Graham noted that a single drug — thalidomide — was the reason the FDA first began its dangerous campaign to stall or thwart the introduction of new drugs: “In 1962, Congress enacted the Kefauver-Harris Amendments,” he testified, “in response to the thalidomide disaster in Europe. Oversees, between 1957 and 1961, an estimated 5,000 to 10,000 children were born with thalidomide-related birth defects.”

Even in this difficult case, however, the understandable impulse to ban risky drugs still needs to weigh costs against benefits. After the thalidomide ban was finally eased for research, the once-infamous drug has shown considerable promise in the treatment of multiple myeloma, leprosy and AIDS. Like two other drugs Graham wants to ban (Accutane and Arava), thalidomide should never be taken by pregnant women. But pregnancy is a condition that affects women infrequently and men not at all.

Contingent risks, such as those associated with pregnancy or allergy, are best handled with warning labels. Food processing companies should develop clearer warning labels for children with peanut allergies, who risk death from anaphylactic shock. But nobody suggest we should ban peanuts. When it comes to far less dangerous risks from pharmaceutical products, however, those afflicted with the regulatory mindset are far too eager to ban drugs that offer important benefits to many people.

If a warning label is adequate protection against rat poison, it surely should suffice for side effects from overused painkillers. Yet Graham’s testimony about Vioxx made that product sound far more dangerous than rat poison. He speciously described murky statistical probabilities of cardiovascular events as equivalent to specific numbers of certain deaths. And his rhetoric was hysterically hyperbolic, to a degree that made sense only if he saw this as an opportunity to launch a career as an expert witness.

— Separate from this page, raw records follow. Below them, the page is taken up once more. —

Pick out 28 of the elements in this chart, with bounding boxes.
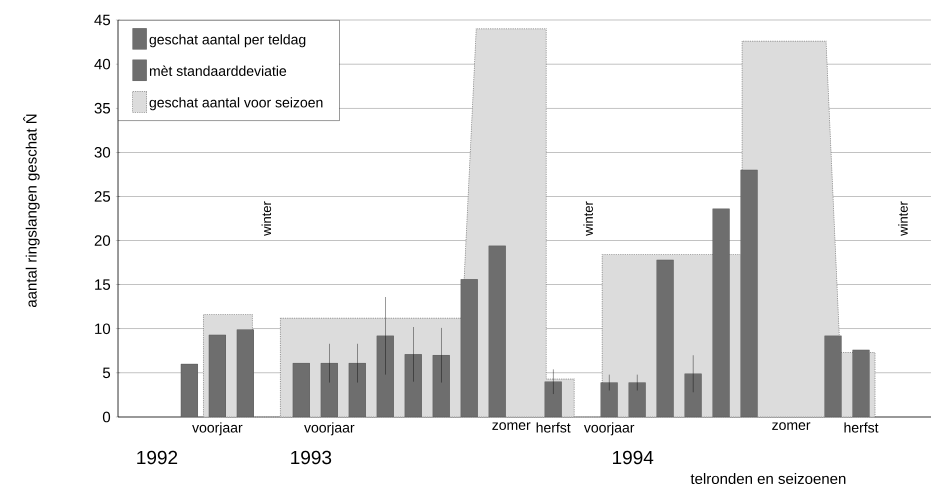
text: 1994 [613, 450, 654, 464]
x-tick-label: voorjaar [192, 422, 242, 436]
text: 1992 [137, 450, 178, 464]
x-axis-title: telronden en seizoenen [690, 473, 846, 484]
y-tick-label: 15 [95, 279, 110, 290]
annotation: winter [583, 201, 593, 236]
y-tick-label: 30 [94, 147, 110, 158]
x-tick-label: herfst [536, 422, 571, 433]
y-axis-title: aantal ringslangen geschat N̂ [23, 114, 40, 308]
x-tick-label: voorjaar [584, 422, 634, 436]
y-tick-label: 5 [102, 368, 110, 378]
text: 1993 [291, 450, 332, 464]
y-tick-label: 20 [94, 235, 110, 246]
legend-label: geschat aantal per teldag [150, 34, 306, 48]
x-tick-label: herfst [844, 422, 878, 433]
annotation: winter [262, 201, 272, 236]
y-tick-label: 35 [94, 102, 110, 114]
x-tick-label: zomer [492, 422, 530, 430]
y-tick-label: 25 [94, 191, 110, 202]
x-tick-label: voorjaar [304, 422, 354, 436]
x-tick-label: zomer [772, 422, 810, 430]
y-tick-label: 45 [94, 14, 110, 26]
legend-label: geschat aantal voor seizoen [150, 97, 322, 110]
y-tick-label: 0 [102, 412, 110, 422]
annotation: winter [898, 201, 908, 236]
y-tick-label: 40 [94, 58, 110, 70]
legend-label: mèt standaarddeviatie [150, 66, 286, 76]
y-tick-label: 10 [95, 323, 110, 334]
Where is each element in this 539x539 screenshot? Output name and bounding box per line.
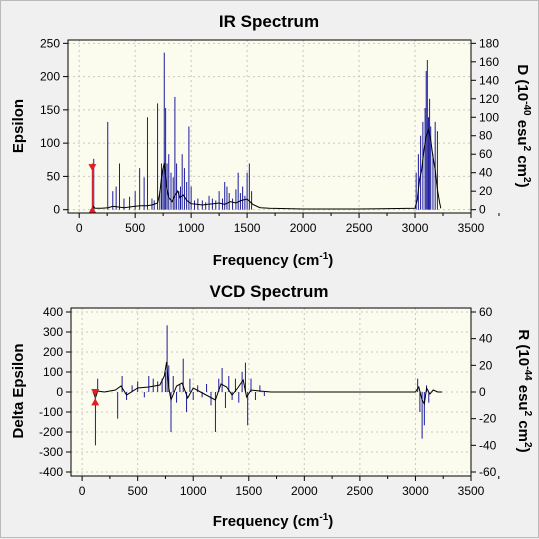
ir-chart-title: IR Spectrum <box>219 12 319 31</box>
ir-plot-frame <box>67 39 472 214</box>
ir-x-axis-label: Frequency (cm-1) <box>213 251 334 269</box>
vcd-y2-tick-label: 40 <box>479 332 493 346</box>
vcd-y2-tick-label: -20 <box>479 412 497 426</box>
ir-y2-tick-label: 100 <box>479 110 499 124</box>
ir-y2-tick-label: 160 <box>479 55 499 69</box>
vcd-y2-tick-label: 20 <box>479 358 493 372</box>
vcd-series <box>91 325 443 446</box>
ir-y-axis-label: Epsilon <box>10 99 27 153</box>
ir-series <box>88 52 442 214</box>
ir-x-tick-label: 1000 <box>178 221 205 235</box>
ir-y-tick-label: 200 <box>40 70 60 84</box>
ir-x-tick-label: 0 <box>76 221 83 235</box>
vcd-y2-tick-label: -40 <box>479 438 497 452</box>
vcd-spectrum-panel: VCD Spectrum 0 500 1000 1500 2000 2500 3000 350… <box>10 282 533 530</box>
ir-y2-tick-label: 20 <box>479 184 493 198</box>
ir-x-tick-label: 3500 <box>458 221 485 235</box>
ir-y2-tick-label: 140 <box>479 73 499 87</box>
vcd-y-tick-label: -400 <box>39 465 63 479</box>
ir-y-tick-label: 0 <box>53 203 60 217</box>
vcd-y-tick-label: 300 <box>43 325 63 339</box>
ir-spectrum-line <box>90 127 442 211</box>
ir-y2-tick-label: 0 <box>479 203 486 217</box>
vcd-chart-title: VCD Spectrum <box>209 282 328 301</box>
ir-grid <box>68 40 472 213</box>
vcd-spectrum-line <box>92 361 443 406</box>
ir-x-tick-label: 2500 <box>346 221 373 235</box>
vcd-y-tick-label: -100 <box>39 405 63 419</box>
vcd-x-tick-label: 3000 <box>402 484 429 498</box>
ir-x-tick-label: 1500 <box>234 221 261 235</box>
vcd-y-axis-label: Delta Epsilon <box>10 343 27 438</box>
vcd-y-tick-label: 100 <box>43 365 63 379</box>
vcd-x-tick-label: 1000 <box>180 484 207 498</box>
vcd-x-tick-label: 2500 <box>347 484 374 498</box>
vcd-y2-tick-label: 0 <box>479 385 486 399</box>
vcd-y-tick-label: 200 <box>43 345 63 359</box>
ir-axis-ticks: 0 500 1000 1500 2000 2500 3000 3500050100150200… <box>40 36 500 235</box>
ir-y2-tick-label: 80 <box>479 129 493 143</box>
vcd-y-tick-label: 0 <box>56 385 63 399</box>
vcd-plot-frame <box>70 307 472 477</box>
ir-y2-tick-label: 40 <box>479 166 493 180</box>
vcd-y-tick-label: -200 <box>39 425 63 439</box>
vcd-x-tick-label: 500 <box>128 484 148 498</box>
vcd-y-tick-label: 400 <box>43 305 63 319</box>
ir-x-tick-label: 2000 <box>290 221 317 235</box>
vcd-x-axis-label: Frequency (cm-1) <box>213 512 334 530</box>
ir-y-tick-label: 250 <box>40 36 60 50</box>
ir-spectrum-panel: IR Spectrum 0 500 1000 1500 2000 2500 3000 3500… <box>10 12 532 269</box>
ir-x-tick-label: 500 <box>125 221 145 235</box>
ir-y2-tick-label: 180 <box>479 36 499 50</box>
ir-y-tick-label: 50 <box>47 169 61 183</box>
vcd-y2-axis-label: R (10-44 esu2 cm2) <box>515 329 533 452</box>
vcd-x-tick-label: 1500 <box>235 484 262 498</box>
vcd-y2-tick-label: -60 <box>479 465 497 479</box>
vcd-y2-tick-label: 60 <box>479 305 493 319</box>
ir-y-tick-label: 150 <box>40 103 60 117</box>
vcd-x-tick-label: 0 <box>79 484 86 498</box>
ir-plot-area <box>68 40 471 213</box>
ir-y2-tick-label: 60 <box>479 147 493 161</box>
ir-y2-axis-label: D (10-40 esu2 cm2) <box>514 64 532 187</box>
vcd-y-tick-label: -300 <box>39 445 63 459</box>
vcd-x-tick-label: 2000 <box>291 484 318 498</box>
vcd-x-tick-label: 3500 <box>458 484 485 498</box>
ir-x-tick-label: 3000 <box>402 221 429 235</box>
ir-y-tick-label: 100 <box>40 136 60 150</box>
ir-y2-tick-label: 120 <box>479 92 499 106</box>
vcd-axis-ticks: 0 500 1000 1500 2000 2500 3000 3500-400-300-200… <box>39 305 500 498</box>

He spoke of “the enormity of the Vioxx debacle” and the “Vioxx catastrophe.” He exclaimed, “We are faced with what may be the single greatest drug safety catastrophe in the history of this country or the history of the world.” If true, that would make Vioxx more dangerous than, say, hydrochloride of diacetylmorphine — marketed as Bayer’s cough medicine from 1898 to 1913 under its familiar trademark, Heroin.

The hullabaloo about questionable risks from chronic overuse of such beneficent drugs as Celebrex and Alleve may yet result in truly serious health risks if it ends up contributing to the FDA’s terrifying bureaucratic urge to deny doctors and their patients timely access to vital drugs.